Bence bir yetişkinin ilişkisinde sorması gereken sorular
“Hoşlanıyor muyum,
Heyecan duyuyor muyum,
Anlaşılıyor muyum,
Kendimi yalnız hissediyor muyum,
Kendimi değerli hissediyor muyum,
Arzu duyuyor muyum,
Onunla birlikteyken başka birine ihtiyaç duyuyor muyum,
Onu açık ve dürüst buluyor muyum,
Mutlu muyum”
sorularıdır…
“Sevilip sevilmediğine” ya da “sevip sevmediğine” odaklanmak, boş bir arayıştır.
İnsan zaten sever.
Eğer sevgiyi “deneyimleyemeyecek” kadar derin bir travma yaşamamışsak, severiz.
İlişki kurduğumuz her şeyi severiz.
Bu nedenle ilişkilerde sorun hiçbir zaman sevgi olmaz.

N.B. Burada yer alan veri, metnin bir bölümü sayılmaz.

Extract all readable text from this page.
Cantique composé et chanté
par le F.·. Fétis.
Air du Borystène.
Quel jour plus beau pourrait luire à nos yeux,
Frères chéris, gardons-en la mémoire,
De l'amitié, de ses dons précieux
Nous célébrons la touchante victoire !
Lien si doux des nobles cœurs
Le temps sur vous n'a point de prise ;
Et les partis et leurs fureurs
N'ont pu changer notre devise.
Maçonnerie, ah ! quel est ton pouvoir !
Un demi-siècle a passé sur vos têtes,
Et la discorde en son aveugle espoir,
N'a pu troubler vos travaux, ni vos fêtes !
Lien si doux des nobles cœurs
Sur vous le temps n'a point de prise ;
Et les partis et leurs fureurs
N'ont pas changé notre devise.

Benim mottom olan cümlede dediğim gibi
“sorun hiçbir zaman sevgi olmadı”
Şu soru sorulabilir
“Kişinin sevgi kavramı üzerinden yaptığı obsesif sorgulama anneyle kurulmuş patolojik ilişkinin çözümlenmemiş tekrarı mıdır,
yoksa kişinin duygularını tanımamasıyla ortaya çıkan bir kavram kargaşası mıdır?”

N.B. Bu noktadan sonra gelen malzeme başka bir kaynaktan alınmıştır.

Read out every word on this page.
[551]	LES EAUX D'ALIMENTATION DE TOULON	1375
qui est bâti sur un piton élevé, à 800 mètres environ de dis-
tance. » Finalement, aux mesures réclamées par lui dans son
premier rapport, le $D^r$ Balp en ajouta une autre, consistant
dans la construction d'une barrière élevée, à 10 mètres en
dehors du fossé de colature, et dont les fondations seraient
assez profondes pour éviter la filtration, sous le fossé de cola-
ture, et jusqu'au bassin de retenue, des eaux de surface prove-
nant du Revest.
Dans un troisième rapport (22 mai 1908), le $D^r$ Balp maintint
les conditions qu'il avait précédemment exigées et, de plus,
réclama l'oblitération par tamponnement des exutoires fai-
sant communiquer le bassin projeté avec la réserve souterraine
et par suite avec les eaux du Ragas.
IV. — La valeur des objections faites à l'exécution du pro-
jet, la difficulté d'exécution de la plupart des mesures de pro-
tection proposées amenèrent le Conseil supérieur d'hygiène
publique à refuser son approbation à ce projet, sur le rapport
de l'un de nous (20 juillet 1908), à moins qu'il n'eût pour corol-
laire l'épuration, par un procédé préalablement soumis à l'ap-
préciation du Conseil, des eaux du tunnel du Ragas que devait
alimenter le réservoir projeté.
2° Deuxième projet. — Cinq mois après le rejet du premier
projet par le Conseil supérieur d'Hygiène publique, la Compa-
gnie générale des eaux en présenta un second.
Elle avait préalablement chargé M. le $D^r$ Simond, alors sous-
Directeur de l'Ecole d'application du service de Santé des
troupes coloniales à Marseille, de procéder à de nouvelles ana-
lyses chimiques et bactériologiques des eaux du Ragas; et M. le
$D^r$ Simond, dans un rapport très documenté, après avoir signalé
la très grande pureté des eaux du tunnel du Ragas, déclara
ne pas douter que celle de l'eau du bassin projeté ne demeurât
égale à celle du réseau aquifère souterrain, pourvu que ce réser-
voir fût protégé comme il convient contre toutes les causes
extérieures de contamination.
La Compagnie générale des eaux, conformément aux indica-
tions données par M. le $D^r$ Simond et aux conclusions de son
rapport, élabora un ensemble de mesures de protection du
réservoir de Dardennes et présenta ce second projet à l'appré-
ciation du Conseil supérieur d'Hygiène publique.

Soru dikkat çekici ve manidar duruyor.
Bazımız sevgi kavramını “karşı tarafı arzulamak” anlamında kullanıyor.
“Kaybetme korkusunu” sevginin bir göstergesi olarak görenler var.
“Güvenmeyi ve bağlanmayı” sevgi olarak tanımlayanlar,
Sevilmeye karşı duyulan “hazzı” sevgi olarak tanımlayanlar var.
Bazıları “birinin hayatında olmasını, yalnız olmama halini” karşısındakine sevgi olarak tanımlıyor.
Hayatın daha erken dönemlerinde “beğenmek, hoşlanmak” sevgi olarak tanımlanabiliyor…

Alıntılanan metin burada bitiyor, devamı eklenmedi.